Early telescopes, like Galileo's, were designed on the principles of refraction, or redirecting light by bending its rays as it passes from one medium, like air, into and out of another medium, like glass. A convex objective lens, located at one end of the telescope's tubular body, gathered as much light as possible from a distant object. The larger the lens, the more light it could gather. As light rays passed through the objective lens, its curvature directed the rays to converge and form an image of the viewed object near the other end of the tube, at a place called the focal plane. A concave eyepiece then magnified the tiny image for the viewer to see.
The lenses in Galileo's telescope had a greenish hue from iron contained in the glass and were filled with tiny bubbles that distorted the image. In addition, as explained in more detail below, a colored halo surrounded the images seen in the small field of view. Yet another shortcoming of Galileo's telescope was that magnification could only be improved by increasing the focal length, which meant focusing the light farther behind the objective lens. Tubes were made longer and lenses larger, but there were practical limits to this design: a glass lens large enough to capture the sparse rays from more distant stellar objects would sag under its own weight.
Isaac Newton introduced a new concept in telescope design in which mirrors replaced glass lenses. In a reflecting telescope, a curved concave mirror at the base of the tube gathered light and reflected it to a point of focus situated about halfway back along the tube. There, a second mirror -- flat and angled -- reflected light to an eyepiece located on the side of the tube.
Newton's design held some distinct advantages over Galileo's. For example, lenses naturally cause different wavelengths of light to separate as they pass through them. Light of different colors focuses at different points, causing distortions in the color of the objects under observation, especially around their edges.

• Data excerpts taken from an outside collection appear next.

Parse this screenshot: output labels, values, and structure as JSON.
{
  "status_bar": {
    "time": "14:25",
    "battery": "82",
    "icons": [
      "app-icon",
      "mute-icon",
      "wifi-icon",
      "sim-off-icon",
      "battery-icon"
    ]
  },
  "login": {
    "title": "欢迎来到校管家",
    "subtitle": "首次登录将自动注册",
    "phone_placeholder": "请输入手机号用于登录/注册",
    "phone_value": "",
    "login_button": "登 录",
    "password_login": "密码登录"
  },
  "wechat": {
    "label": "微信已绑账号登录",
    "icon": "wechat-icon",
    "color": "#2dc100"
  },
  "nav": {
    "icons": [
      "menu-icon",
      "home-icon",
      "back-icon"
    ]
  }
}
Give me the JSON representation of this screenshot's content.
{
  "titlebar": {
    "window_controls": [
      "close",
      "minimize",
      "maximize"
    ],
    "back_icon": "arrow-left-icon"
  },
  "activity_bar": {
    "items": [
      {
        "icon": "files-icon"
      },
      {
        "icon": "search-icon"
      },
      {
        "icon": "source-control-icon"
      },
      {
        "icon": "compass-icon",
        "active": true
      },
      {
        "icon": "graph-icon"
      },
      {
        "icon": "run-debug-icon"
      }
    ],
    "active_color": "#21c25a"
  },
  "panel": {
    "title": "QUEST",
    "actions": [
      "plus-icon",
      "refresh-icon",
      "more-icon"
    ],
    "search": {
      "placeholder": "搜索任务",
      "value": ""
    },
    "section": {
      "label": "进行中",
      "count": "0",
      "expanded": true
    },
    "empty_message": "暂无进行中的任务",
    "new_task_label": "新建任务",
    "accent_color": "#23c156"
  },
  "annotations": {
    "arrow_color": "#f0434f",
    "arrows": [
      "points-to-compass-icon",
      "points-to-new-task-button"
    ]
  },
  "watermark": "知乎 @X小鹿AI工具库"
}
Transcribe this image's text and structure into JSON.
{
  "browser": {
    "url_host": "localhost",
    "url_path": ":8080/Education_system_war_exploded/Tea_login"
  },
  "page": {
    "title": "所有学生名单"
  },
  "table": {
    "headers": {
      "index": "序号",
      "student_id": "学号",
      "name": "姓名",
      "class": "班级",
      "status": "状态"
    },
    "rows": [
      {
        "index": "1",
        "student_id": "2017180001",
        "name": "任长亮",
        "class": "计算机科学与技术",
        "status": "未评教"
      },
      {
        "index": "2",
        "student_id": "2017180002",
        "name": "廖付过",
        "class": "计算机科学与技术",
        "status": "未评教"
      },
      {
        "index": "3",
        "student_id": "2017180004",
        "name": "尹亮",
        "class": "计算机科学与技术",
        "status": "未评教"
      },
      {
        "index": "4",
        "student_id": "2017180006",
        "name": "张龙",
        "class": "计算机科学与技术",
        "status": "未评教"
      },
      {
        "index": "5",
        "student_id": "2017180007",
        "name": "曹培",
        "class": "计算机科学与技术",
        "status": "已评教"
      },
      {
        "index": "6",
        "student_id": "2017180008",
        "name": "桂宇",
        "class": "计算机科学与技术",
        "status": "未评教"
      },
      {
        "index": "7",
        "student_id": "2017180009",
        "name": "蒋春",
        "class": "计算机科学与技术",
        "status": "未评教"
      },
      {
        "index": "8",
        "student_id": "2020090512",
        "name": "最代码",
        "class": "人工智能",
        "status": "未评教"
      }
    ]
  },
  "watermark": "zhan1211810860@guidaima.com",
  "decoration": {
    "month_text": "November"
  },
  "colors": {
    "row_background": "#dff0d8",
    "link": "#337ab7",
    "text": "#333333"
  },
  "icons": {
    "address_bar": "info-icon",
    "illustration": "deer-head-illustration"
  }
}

Mirrors, by contrast, do not separate the colors in this way.
Draw a sketch showing how Galileo's telescope worked.
How did the telescope change Galileo's understanding of the Universe?
Describe a limitation that Galileo experienced when he tried to magnify the heavens more and more.
What limitations of Galileo's telescope was Newton able to address in his new design?
Why does the reflecting telescope use mirrors instead of two lenses in a tube as the refracting telescope did?
What is meant by the phrase, "standing upon the shoulders of giants"? What is an example from contemporary life?